From the perspective of the eternal timeless ground, the traditional teachers are right. The highest spiritual truth is that nothing ever happened, you and I were never born, and the big bang never occurred. That’s enlightenment, that’s liberation, that’s samadhi, that’s satori. But from the perspective of evolution, the entire picture changes. Modern science and cosmology have clearly revealed that time doesn’t move in predictable cycles that return again and again to the same point, but is, in fact, a linear process. Fourteen billion years of development have produced all of manifestation—the entire known universe and everything that’s contained within it, including its greatest mystery: the capacity for consciousness itself. The arrow of time is a creative process and that capacity for creativity and novelty is the most extraordinary part of the whole dramatic unfolding—from the big bang to the present moment. This is not just another repetition of an endless cycle. This hasn’t all happened before. Where we are going is not predestined.

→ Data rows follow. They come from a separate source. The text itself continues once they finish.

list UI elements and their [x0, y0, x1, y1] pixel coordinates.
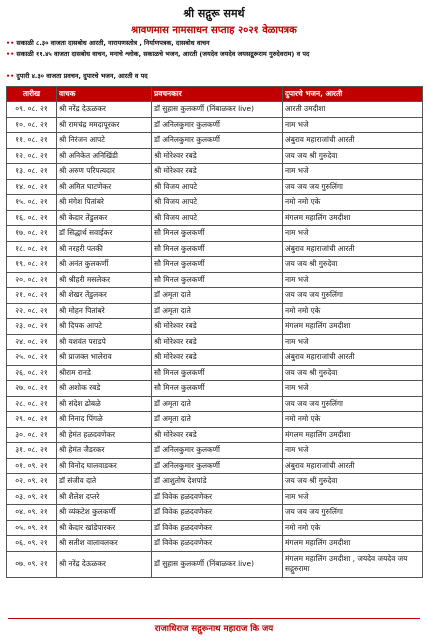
- cell-bhajan: नाम भजे: [283, 226, 423, 242]
- cell-speaker: श्री विजय आपटे: [152, 179, 283, 195]
- cell-speaker: श्री मोरेश्वर रबडे: [152, 350, 283, 366]
- cell-bhajan: अंबुराव महाराजांची आरती: [283, 133, 423, 149]
- table-row: [7, 179, 423, 195]
- cell-date: ०२. ०९. २१: [7, 474, 57, 490]
- table-row: [7, 303, 423, 319]
- cell-speaker: डॉ आशुतोष देशपांडे: [152, 474, 283, 490]
- cell-speaker: श्री विजय आपटे: [152, 195, 283, 211]
- cell-speaker: डॉ अमृता दाते: [152, 412, 283, 428]
- cell-reader: श्री व्यंकटेश कुलकर्णी: [57, 505, 152, 521]
- cell-reader: श्री नरहरी पतकी: [57, 241, 152, 257]
- table-row: [7, 319, 423, 335]
- cell-reader: श्री रामचंद्र ममदापूरकर: [57, 117, 152, 133]
- cell-reader: श्री संदेश ढोबळे: [57, 396, 152, 412]
- cell-speaker: सौ मिनल कुलकर्णी: [152, 257, 283, 273]
- cell-date: १७. ०८. २१: [7, 226, 57, 242]
- cell-bhajan: मंगलम महालिंग उमदीशा: [283, 427, 423, 443]
- cell-reader: श्री मोहन पितांबरे: [57, 303, 152, 319]
- cell-speaker: डॉ विवेक हळदवणेकर: [152, 520, 283, 536]
- table-row: [7, 288, 423, 304]
- cell-reader: श्री श्रीहरी मसलेकर: [57, 272, 152, 288]
- cell-bhajan: नाम भजे: [283, 334, 423, 350]
- cell-date: २१. ०८. २१: [7, 288, 57, 304]
- cell-reader: श्री शेखर तेंडुलकर: [57, 288, 152, 304]
- cell-bhajan: मंगलम महालिंग उमदीशा: [283, 210, 423, 226]
- cell-bhajan: अंबुराव महाराजांची आरती: [283, 350, 423, 366]
- cell-date: १६. ०८. २१: [7, 210, 57, 226]
- cell-date: ०७. ०९. २१: [7, 551, 57, 577]
- cell-speaker: डॉ अनिलकुमार कुलकर्णी: [152, 443, 283, 459]
- cell-date: २४. ०८. २१: [7, 334, 57, 350]
- cell-bhajan: अंबुराव महाराजांची आरती: [283, 458, 423, 474]
- cell-date: ०५. ०९. २१: [7, 520, 57, 536]
- table-row: [7, 458, 423, 474]
- cell-date: २२. ०८. २१: [7, 303, 57, 319]
- table-row: [7, 505, 423, 521]
- cell-bhajan: नाम भजे: [283, 164, 423, 180]
- cell-reader: श्री निनाद पिंगळे: [57, 412, 152, 428]
- cell-bhajan: नमो नमो एके: [283, 412, 423, 428]
- cell-bhajan: जय जय श्री गुरुदेवा: [283, 474, 423, 490]
- cell-date: २६. ०८. २१: [7, 365, 57, 381]
- cell-reader: श्री शैलेश दप्तरे: [57, 489, 152, 505]
- table-row: [7, 427, 423, 443]
- table-row: [7, 536, 423, 552]
- cell-bhajan: नाम भजे: [283, 117, 423, 133]
- page-subtitle: श्रावणमास नामसाधन सप्ताह २०२१ वेळापत्रक: [131, 25, 297, 36]
- table-row: [7, 520, 423, 536]
- cell-date: ३१. ०८. २१: [7, 443, 57, 459]
- table-row: [7, 195, 423, 211]
- cell-reader: श्री केदार तेंडुलकर: [57, 210, 152, 226]
- table-row: [7, 474, 423, 490]
- cell-bhajan: जय जय श्री गुरुदेवा: [283, 365, 423, 381]
- table-row: [7, 148, 423, 164]
- header-bhajan: दुपारचे भजन, आरती: [283, 87, 423, 102]
- cell-reader: श्री निरंजन आपटे: [57, 133, 152, 149]
- cell-reader: श्री अरुण परिपत्यदार: [57, 164, 152, 180]
- table-row: [7, 210, 423, 226]
- cell-date: ०३. ०९. २१: [7, 489, 57, 505]
- cell-speaker: डॉ अनिलकुमार कुलकर्णी: [152, 458, 283, 474]
- cell-date: २५. ०८. २१: [7, 350, 57, 366]
- table-row: [7, 365, 423, 381]
- cell-speaker: श्री मोरेश्वर रबडे: [152, 427, 283, 443]
- cell-speaker: डॉ अनिलकुमार कुलकर्णी: [152, 133, 283, 149]
- table-row: [7, 551, 423, 577]
- cell-reader: श्री हेमंत जैडरकर: [57, 443, 152, 459]
- table-row: [7, 489, 423, 505]
- cell-speaker: सौ मिनल कुलकर्णी: [152, 381, 283, 397]
- cell-reader: श्री सतीश वालावलकर: [57, 536, 152, 552]
- cell-date: ११. ०८. २१: [7, 133, 57, 149]
- cell-speaker: डॉ अनिलकुमार कुलकर्णी: [152, 117, 283, 133]
- cell-reader: डॉ संजीव दाते: [57, 474, 152, 490]
- schedule-line-text: सकाळी ८.३० वाजता दासबोध आरती, नारायणस्तोत्र , निर्याणपत्रक, दासबोध वाचन: [16, 39, 210, 47]
- cell-bhajan: मंगलम महालिंग उमदीशा , जयदेव जयदेव जय सद्गुरुरामा: [283, 551, 423, 577]
- cell-speaker: सौ मिनल कुलकर्णी: [152, 365, 283, 381]
- cell-date: ०६. ०९. २१: [7, 536, 57, 552]
- cell-reader: श्री अशोक रबडे: [57, 381, 152, 397]
- table-row: [7, 412, 423, 428]
- page-title: श्री सद्गुरू समर्थ: [183, 7, 245, 20]
- cell-bhajan: जय जय जय गुरुलिंगा: [283, 179, 423, 195]
- header-date: तारीख: [7, 87, 57, 102]
- cell-bhajan: मंगलम महालिंग उमदीशा: [283, 319, 423, 335]
- cell-reader: डॉ सिद्धार्थ सवाईकर: [57, 226, 152, 242]
- table-row: [7, 350, 423, 366]
- table-row: [7, 226, 423, 242]
- cell-speaker: सौ मिनल कुलकर्णी: [152, 272, 283, 288]
- cell-speaker: सौ मिनल कुलकर्णी: [152, 241, 283, 257]
- cell-bhajan: नमो नमो एके: [283, 195, 423, 211]
- cell-reader: श्री अनंत कुलकर्णी: [57, 257, 152, 273]
- cell-bhajan: जय जय श्री गुरुदेवा: [283, 148, 423, 164]
- bullet-icon: ••: [6, 50, 17, 58]
- cell-bhajan: नमो नमो एके: [283, 303, 423, 319]
- cell-bhajan: जय जय जय गुरुलिंगा: [283, 288, 423, 304]
- schedule-line-text: दुपारी ४.३० वाजता प्रवचन, दुपारचे भजन, आरती व पद: [16, 72, 148, 80]
- cell-date: १०. ०८. २१: [7, 117, 57, 133]
- cell-date: १२. ०८. २१: [7, 148, 57, 164]
- table-row: [7, 241, 423, 257]
- cell-bhajan: नाम भजे: [283, 272, 423, 288]
- cell-speaker: डॉ अमृता दाते: [152, 288, 283, 304]
- table-row: [7, 102, 423, 118]
- cell-reader: श्री दिपक आपटे: [57, 319, 152, 335]
- cell-date: १५. ०८. २१: [7, 195, 57, 211]
- cell-bhajan: जय जय जय गुरुलिंगा: [283, 505, 423, 521]
- cell-bhajan: जय जय जय गुरुलिंगा: [283, 396, 423, 412]
- table-row: [7, 334, 423, 350]
- cell-speaker: डॉ सुहास कुलकर्णी (निंबाळकर live): [152, 551, 283, 577]
- cell-reader: श्री अमित घाटणेकर: [57, 179, 152, 195]
- cell-bhajan: नाम भजे: [283, 489, 423, 505]
- cell-reader: श्री मंगेश पितांबरे: [57, 195, 152, 211]
- cell-reader: श्री केदार खांडेपारकर: [57, 520, 152, 536]
- schedule-line-morning: [6, 39, 424, 47]
- cell-bhajan: अंबुराव महाराजांची आरती: [283, 241, 423, 257]
- schedule-line-noon: [6, 50, 424, 58]
- cell-reader: श्री प्राजक्त भालेराव: [57, 350, 152, 366]
- cell-speaker: सौ मिनल कुलकर्णी: [152, 226, 283, 242]
- cell-reader: श्रीराम रानडे: [57, 365, 152, 381]
- cell-speaker: डॉ विवेक हळदवणेकर: [152, 536, 283, 552]
- bullet-icon: ••: [6, 72, 17, 80]
- header-speaker: प्रवचनकार: [152, 87, 283, 102]
- cell-reader: श्री हेमंत हळदवणेकर: [57, 427, 152, 443]
- cell-bhajan: नाम भजे: [283, 443, 423, 459]
- table-row: [7, 443, 423, 459]
- cell-date: २३. ०८. २१: [7, 319, 57, 335]
- cell-date: २७. ०८. २१: [7, 381, 57, 397]
- cell-bhajan: मंगलम महालिंग उमदीशा: [283, 536, 423, 552]
- table-header-row: [7, 87, 423, 102]
- cell-speaker: श्री मोरेश्वर रबडे: [152, 148, 283, 164]
- cell-date: ०४. ०९. २१: [7, 505, 57, 521]
- cell-date: १३. ०८. २१: [7, 164, 57, 180]
- cell-bhajan: नाम भजे: [283, 381, 423, 397]
- cell-reader: श्री अनिकेत अनिखिंडी: [57, 148, 152, 164]
- table-row: [7, 133, 423, 149]
- table-row: [7, 117, 423, 133]
- cell-date: ०१. ०९. २१: [7, 458, 57, 474]
- schedule-line-afternoon: [6, 72, 424, 80]
- cell-date: १९. ०८. २१: [7, 257, 57, 273]
- cell-date: १८. ०८. २१: [7, 241, 57, 257]
- cell-speaker: डॉ विवेक हळदवणेकर: [152, 505, 283, 521]
- header-reader: वाचक: [57, 87, 152, 102]
- bullet-icon: ••: [6, 39, 17, 47]
- cell-date: १४. ०८. २१: [7, 179, 57, 195]
- cell-speaker: डॉ विवेक हळदवणेकर: [152, 489, 283, 505]
- table-row: [7, 381, 423, 397]
- cell-reader: श्री विनोद घालवाडकर: [57, 458, 152, 474]
- cell-date: २८. ०८. २१: [7, 396, 57, 412]
- table-body: [7, 102, 423, 578]
- table-row: [7, 396, 423, 412]
- cell-bhajan: नमो नमो एके: [283, 520, 423, 536]
- cell-speaker: श्री मोरेश्वर रबडे: [152, 334, 283, 350]
- footer-slogan: राजाधिराज सद्गुरूनाथ महाराज कि जय: [8, 618, 420, 634]
- schedule-table: [6, 86, 423, 578]
- cell-reader: श्री नरेंद्र देऊळकर: [57, 102, 152, 118]
- cell-date: ०९. ०८. २१: [7, 102, 57, 118]
- cell-speaker: डॉ अमृता दाते: [152, 396, 283, 412]
- cell-date: २०. ०८. २१: [7, 272, 57, 288]
- schedule-line-text: सकाळी ११.४५ वाजता दासबोध वाचन, मनाचे श्लोक, सकाळचे भजन, आरती (जयदेव जयदेव जयसद्गुरूराम गुरुदेवराम) व पद: [16, 50, 310, 58]
- cell-speaker: डॉ अमृता दाते: [152, 303, 283, 319]
- table-row: [7, 257, 423, 273]
- cell-speaker: श्री मोरेश्वर रबडे: [152, 319, 283, 335]
- table-row: [7, 272, 423, 288]
- cell-reader: श्री नरेंद्र देऊळकर: [57, 551, 152, 577]
- cell-speaker: डॉ सुहास कुलकर्णी (निंबाळकर live): [152, 102, 283, 118]
- cell-speaker: श्री मोरेश्वर रबडे: [152, 164, 283, 180]
- table-row: [7, 164, 423, 180]
- cell-bhajan: आरती उमदीशा: [283, 102, 423, 118]
- cell-bhajan: जय जय श्री गुरुदेवा: [283, 257, 423, 273]
- cell-speaker: श्री विजय आपटे: [152, 210, 283, 226]
- cell-date: ३०. ०८. २१: [7, 427, 57, 443]
- cell-reader: श्री यशवंत पराडपे: [57, 334, 152, 350]
- cell-date: २९. ०८. २१: [7, 412, 57, 428]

The most exciting part of this realization is that we discover, if we look deeply into our own experience, that our own emerging desire for spiritual freedom is not separate from the impulse that is driving the entire process. I call this the Evolutionary Impulse. When we awaken to this impulse, we discover something miraculous: that that dynamic and ever- evolving creative principle is none other than our own Authentic Self. This is the new source of spiritual liberation in the teaching I have come to call Evolutionary Enlightenment. It’s not just about awakening to timeless being—it’s about awakening to eternal, ecstatic Becoming. Evolutionary Enlightenment calls on us to awaken to both the timeless peace of Being and the relentless passion of the Evolutionary Impulse.

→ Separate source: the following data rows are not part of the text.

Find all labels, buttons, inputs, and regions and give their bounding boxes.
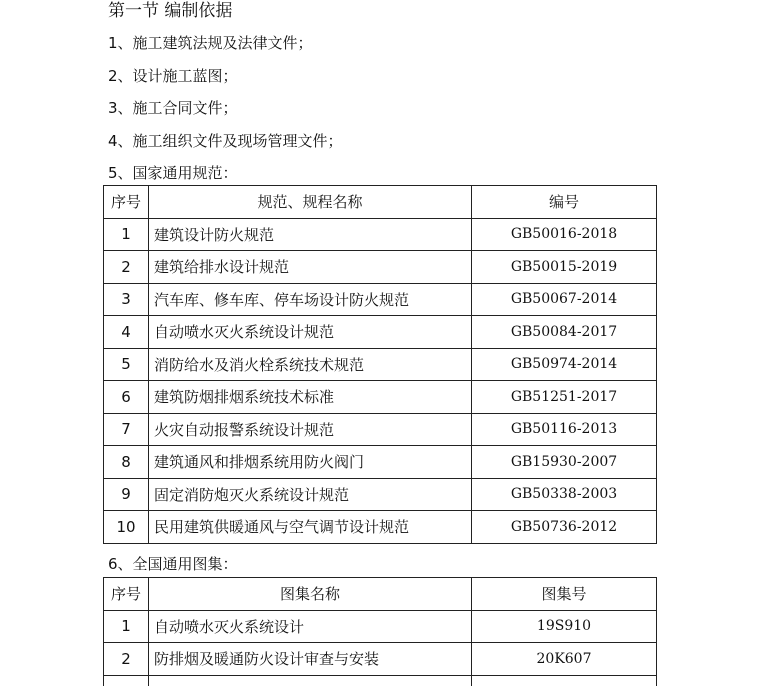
cell-index: 1 xyxy=(104,610,149,643)
cell-index xyxy=(104,675,149,686)
cell-index: 5 xyxy=(104,348,149,381)
cell-index: 1 xyxy=(104,218,149,251)
cell-index: 10 xyxy=(104,511,149,544)
cell-name: 固定消防炮灭火系统设计规范 xyxy=(149,478,472,511)
cell-code: GB50338-2003 xyxy=(472,478,657,511)
table-row xyxy=(104,218,657,251)
table-row xyxy=(104,643,657,676)
table-header-row xyxy=(104,578,657,611)
cell-name: 建筑防烟排烟系统技术标准 xyxy=(149,381,472,414)
cell-index: 2 xyxy=(104,643,149,676)
cell-name: 民用建筑供暖通风与空气调节设计规范 xyxy=(149,511,472,544)
cell-index: 2 xyxy=(104,251,149,284)
cell-code: 20K607 xyxy=(472,643,657,676)
cell-index: 6 xyxy=(104,381,149,414)
cell-code: GB50016-2018 xyxy=(472,218,657,251)
cell-name: 火灾自动报警系统设计规范 xyxy=(149,413,472,446)
table-row xyxy=(104,348,657,381)
header-atlas-name: 图集名称 xyxy=(149,578,472,611)
header-atlas-code: 图集号 xyxy=(472,578,657,611)
cell-index: 9 xyxy=(104,478,149,511)
cell-code: GB50015-2019 xyxy=(472,251,657,284)
cell-name: 建筑设计防火规范 xyxy=(149,218,472,251)
table-row xyxy=(104,316,657,349)
table-row xyxy=(104,675,657,686)
list-item-1: 1、施工建筑法规及法律文件； xyxy=(108,34,313,52)
list-item-2: 2、设计施工蓝图； xyxy=(108,67,238,85)
cell-name: 自动喷水灭火系统设计 xyxy=(149,610,472,643)
cell-name: 自动喷水灭火系统设计规范 xyxy=(149,316,472,349)
list-item-4: 4、施工组织文件及现场管理文件； xyxy=(108,132,343,150)
cell-name: 防排烟及暖通防火设计审查与安装 xyxy=(149,643,472,676)
table-row xyxy=(104,446,657,479)
cell-name: 消防给水及消火栓系统技术规范 xyxy=(149,348,472,381)
cell-code: 19S910 xyxy=(472,610,657,643)
cell-name: 建筑通风和排烟系统用防火阀门 xyxy=(149,446,472,479)
table-row xyxy=(104,251,657,284)
cell-code: GB50116-2013 xyxy=(472,413,657,446)
cell-name: 汽车库、修车库、停车场设计防火规范 xyxy=(149,283,472,316)
norms-table xyxy=(103,185,657,544)
header-index: 序号 xyxy=(104,578,149,611)
cell-code: GB50736-2012 xyxy=(472,511,657,544)
list-item-6: 6、全国通用图集： xyxy=(108,555,238,573)
list-item-5: 5、国家通用规范： xyxy=(108,164,238,182)
table-row xyxy=(104,283,657,316)
cell-name: 建筑给排水设计规范 xyxy=(149,251,472,284)
cell-code: GB50067-2014 xyxy=(472,283,657,316)
table-row xyxy=(104,381,657,414)
list-item-3: 3、施工合同文件； xyxy=(108,99,238,117)
table-row xyxy=(104,413,657,446)
header-index: 序号 xyxy=(104,186,149,219)
table-header-row xyxy=(104,186,657,219)
cell-index: 8 xyxy=(104,446,149,479)
table-row xyxy=(104,478,657,511)
atlas-table xyxy=(103,577,657,686)
cell-index: 3 xyxy=(104,283,149,316)
table-row xyxy=(104,511,657,544)
header-norm-code: 编号 xyxy=(472,186,657,219)
cell-code: GB15930-2007 xyxy=(472,446,657,479)
cell-code: GB50974-2014 xyxy=(472,348,657,381)
cell-name xyxy=(149,675,472,686)
section-title: 第一节 编制依据 xyxy=(108,1,233,21)
cell-index: 7 xyxy=(104,413,149,446)
cell-index: 4 xyxy=(104,316,149,349)
cell-code xyxy=(472,675,657,686)
cell-code: GB50084-2017 xyxy=(472,316,657,349)
header-norm-name: 规范、规程名称 xyxy=(149,186,472,219)
cell-code: GB51251-2017 xyxy=(472,381,657,414)
table-row xyxy=(104,610,657,643)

The reason that the Evolutionary Impulse is the source of the New Enlightenment is because of its future-oriented directionality. And this is the important distinction: the old traditional enlightenment is not future-oriented; it is not time-oriented at all. Traditional enlightenment points us beyond the world, beyond time and space, towards what has been, at least until now, the perennial source of spiritual freedom and mystical liberation: the Ground of Being. But those of us in the twenty-first century who are looking towards the future, urgently need a mystical spirituality and source of soul liberation that points us not away from the world but to that big next step we need to take in our world. That next step will not emerge by itself—it must be consciously created by human beings who have awakened to the same impulse that is driving the process. As we awaken to this vast perspective, an overwhelming and profound truth becomes clear: At this point in evolution, the process is dependent upon us. The evolutionary process desperately needs our conscious and committed participation. This has become the defining theme and ultimate purpose of Evolutionary Enlightenment over the last ten years. The old enlightenment, with all its power to free the human mind and heart from suffering, can only lift us beyond the world. But when we realize that the world needs our engaged and enlightened action,it becomes urgent that we find a spiritual path, practice, and philosophy that empowers us to courageously and passionately participate in the fast-changing process that we are in the midst of.

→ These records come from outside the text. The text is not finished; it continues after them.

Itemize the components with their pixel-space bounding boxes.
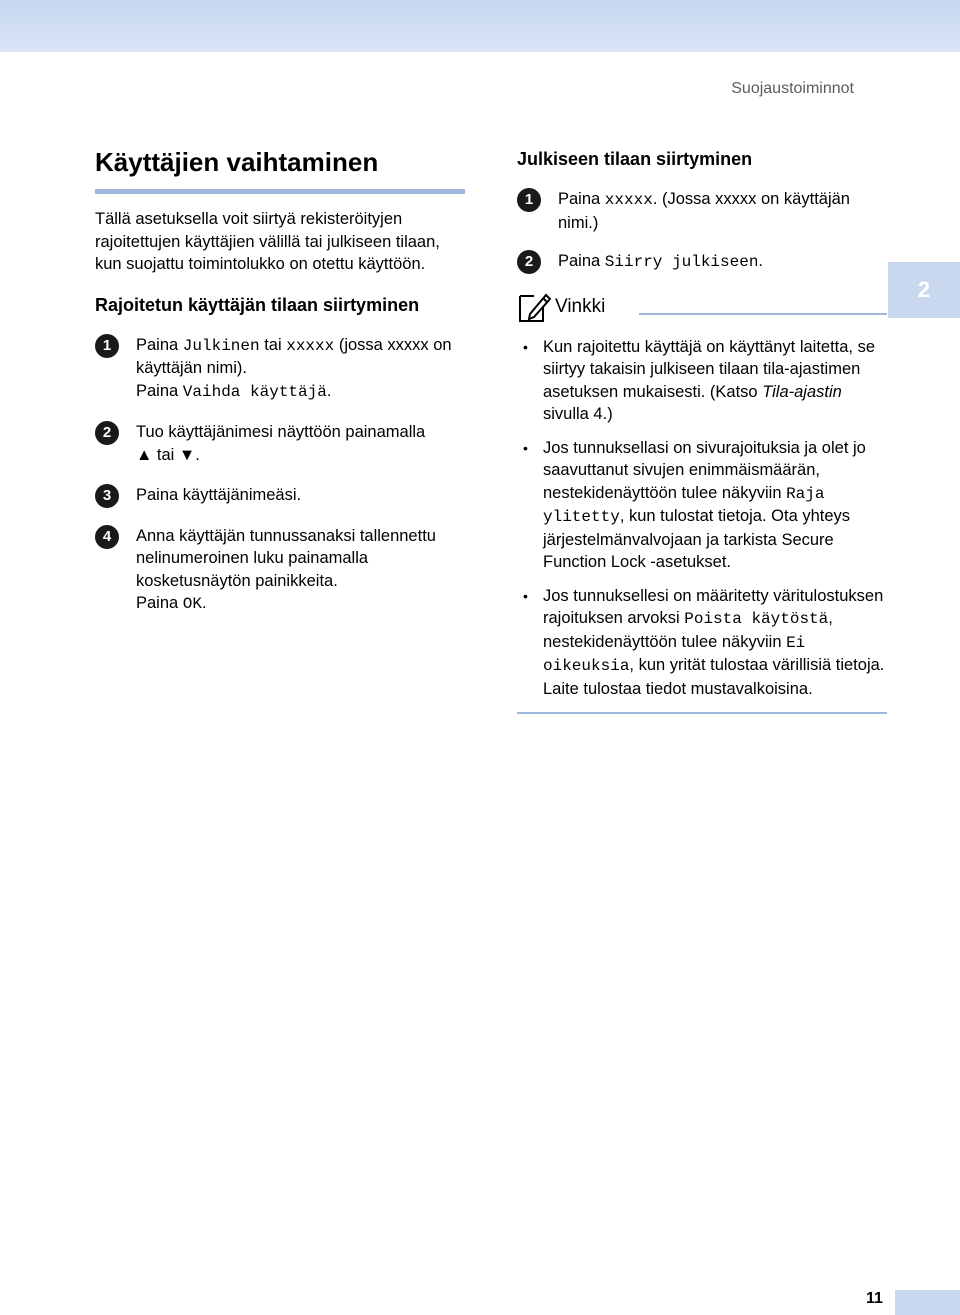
- intro-paragraph: Tällä asetuksella voit siirtyä rekisteröityjen rajoitettujen käyttäjien välillä tai julkiseen tilaan, kun suojattu toimintolukko on otettu käyttöön.: [95, 210, 440, 273]
- page-number-tab: [895, 1290, 960, 1315]
- lcd-text: Ei oikeuksia: [543, 633, 806, 675]
- lcd-text: xxxxx: [286, 336, 335, 355]
- chapter-tab: 2: [888, 262, 960, 318]
- step-number-badge: 2: [517, 250, 541, 274]
- note-rule: [639, 313, 887, 315]
- step-number-badge: 4: [95, 525, 119, 549]
- note-bullet-1: • Kun rajoitettu käyttäjä on käyttänyt laitetta, se siirtyy takaisin julkiseen tilaan tila-ajastimen asetuksen mukaisesti. (Katso Tila-ajastin sivulla 4.): [517, 336, 887, 426]
- step-2: 2 Tuo käyttäjänimesi näyttöön painamalla ▲ tai ▼.: [95, 421, 465, 466]
- subheading-public: Julkiseen tilaan siirtyminen: [517, 149, 753, 169]
- lcd-text: Julkinen: [182, 336, 260, 355]
- step-number-badge: 1: [517, 188, 541, 212]
- arrow-keys-text: ▲ tai ▼.: [136, 445, 200, 464]
- lcd-text: OK: [182, 595, 202, 613]
- step-1: 1 Paina Julkinen tai xxxxx (jossa xxxxx on käyttäjän nimi). Paina Vaihda käyttäjä.: [95, 334, 465, 404]
- title-rule: [95, 189, 465, 194]
- public-step-2: 2 Paina Siirry julkiseen.: [517, 250, 887, 274]
- cross-reference: Tila-ajastin: [762, 382, 842, 401]
- pencil-note-icon: [517, 290, 551, 324]
- step-4: 4 Anna käyttäjän tunnussanaksi tallennettu nelinumeroinen luku painamalla kosketusnäytön painikkeita. Paina OK.: [95, 525, 465, 616]
- lcd-text: Raja ylitetty: [543, 484, 825, 526]
- public-step-1: 1 Paina xxxxx. (Jossa xxxxx on käyttäjän nimi.): [517, 188, 887, 234]
- note-header: [517, 290, 887, 324]
- lcd-text: Vaihda käyttäjä: [182, 382, 327, 401]
- note-title: Vinkki: [555, 295, 606, 317]
- lcd-text: xxxxx: [604, 191, 653, 209]
- note-bullet-3: • Jos tunnuksellesi on määritetty väritulostuksen rajoituksen arvoksi Poista käytöstä, nestekidenäyttöön tulee näkyviin Ei oikeuksia, kun yrität tulostaa värillisiä tietoja. Laite tulostaa tiedot mustavalkoisina.: [517, 585, 887, 701]
- step-number-badge: 3: [95, 484, 119, 508]
- page-number: 11: [866, 1290, 883, 1307]
- lcd-text: Siirry julkiseen: [604, 253, 759, 271]
- step-number-badge: 2: [95, 421, 119, 445]
- lcd-text: Poista käytöstä: [684, 610, 829, 628]
- subheading-restricted: Rajoitetun käyttäjän tilaan siirtyminen: [95, 294, 420, 315]
- running-header: Suojaustoiminnot: [731, 80, 854, 97]
- section-title: Käyttäjien vaihtaminen: [95, 147, 379, 177]
- left-column: [95, 140, 465, 616]
- note-end-rule: [517, 712, 887, 714]
- top-banner: [0, 0, 960, 52]
- right-column: [517, 140, 887, 714]
- step-number-badge: 1: [95, 334, 119, 358]
- step-3: 3 Paina käyttäjänimeäsi.: [95, 484, 465, 507]
- note-bullet-2: • Jos tunnuksellasi on sivurajoituksia ja olet jo saavuttanut sivujen enimmäismäärän, nestekidenäyttöön tulee näkyviin Raja ylitetty, kun tulostat tietoja. Ota yhteys järjestelmänvalvojaan ja tarkista Secure Function Lock -asetukset.: [517, 437, 887, 574]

This liberating spiritual perspective on the human experience is contemporary and inherently creative. It’s a spiritual teaching for our own time because its central tenet is that a more enlightened future for our world depends on one thing and one thing alone—our higher development. The world around us changes for the better as much as we are willing to change ourselves. The world we occupy and cocreate begins to transform as we do. The old model of enlightenment was one in which the individual was liberated but the world remained the same. In the new enlightenment, the point is no longer merely the liberation of the individual; it’s the evolution of self, culture, and cosmos through the individual. That’s Evolutionary Enlightenment.